Second, Boyd shows how all artists in all media are storytellers, and why storytellers are central to our survival as a species. Plainly, without art and artists, we would be left to figure out all the complexities of human social interactions through actual trial and error, and that, Boyd shows, would require an amount of energy and risk that we cannot and do not need to afford. Stories and the art forms we use to tell them are an adaptive process that we use to continuously expand, prioritize, and make the best choices from our available repertoire of behaviors. Art is not here to do our thinking for us; it is here to give us the raw data that we need in order to make and execute better decisions ourselves.

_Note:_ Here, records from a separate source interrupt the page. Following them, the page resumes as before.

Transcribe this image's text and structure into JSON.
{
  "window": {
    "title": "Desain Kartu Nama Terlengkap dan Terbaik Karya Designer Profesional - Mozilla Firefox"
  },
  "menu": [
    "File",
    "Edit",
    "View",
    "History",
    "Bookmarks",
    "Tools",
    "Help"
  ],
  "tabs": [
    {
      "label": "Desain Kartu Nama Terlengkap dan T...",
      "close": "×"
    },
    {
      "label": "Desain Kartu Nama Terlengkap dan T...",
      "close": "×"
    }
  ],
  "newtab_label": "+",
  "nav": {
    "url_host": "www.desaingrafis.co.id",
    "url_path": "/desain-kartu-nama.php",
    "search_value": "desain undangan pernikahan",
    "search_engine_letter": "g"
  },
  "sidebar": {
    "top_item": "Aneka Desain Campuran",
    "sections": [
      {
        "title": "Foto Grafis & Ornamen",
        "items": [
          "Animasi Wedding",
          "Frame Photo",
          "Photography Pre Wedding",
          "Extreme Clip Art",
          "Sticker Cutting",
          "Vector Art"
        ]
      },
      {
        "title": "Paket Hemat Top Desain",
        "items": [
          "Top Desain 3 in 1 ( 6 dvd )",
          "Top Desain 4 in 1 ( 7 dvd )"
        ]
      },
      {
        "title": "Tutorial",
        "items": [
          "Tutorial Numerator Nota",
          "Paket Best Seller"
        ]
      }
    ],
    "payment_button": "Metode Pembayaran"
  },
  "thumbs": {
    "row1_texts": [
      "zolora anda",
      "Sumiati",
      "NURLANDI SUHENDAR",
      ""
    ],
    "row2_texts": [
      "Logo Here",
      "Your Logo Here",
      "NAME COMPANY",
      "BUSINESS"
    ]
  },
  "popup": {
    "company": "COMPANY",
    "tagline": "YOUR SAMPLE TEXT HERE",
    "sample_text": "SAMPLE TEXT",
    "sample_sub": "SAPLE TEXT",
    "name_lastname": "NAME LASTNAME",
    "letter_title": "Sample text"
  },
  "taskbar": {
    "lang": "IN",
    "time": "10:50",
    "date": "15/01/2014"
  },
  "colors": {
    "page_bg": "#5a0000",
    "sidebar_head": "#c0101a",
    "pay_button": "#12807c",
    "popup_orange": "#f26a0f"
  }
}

Third, unlike many forms of criticism currently in vogue that focus on ideology or cultural context, an evolutionary approach enables us to use a more practical, problem-solution model for the artistic process. It begins with the universal features of human nature that individual authors represent and appeal to, moves to the local conditions available for earning an audience and the individual qualities that shape an author's unique range of approaches, and arrives at the particular problems of a certain story. To me, this is critical theory at its most creative.

To some in our field, using the sciences to explain art seems counter-intuitive, reductive, and maybe even fascistic, in that it challenges the traditional notion of the individual genius. I say, "Bring it on!" What would it mean for us to become accountable for enhancing the survival skills of our audiences? How could we measure or just think about how our work accomplishes these outcomes? The work of theorists like Boyd gives us some good places to start.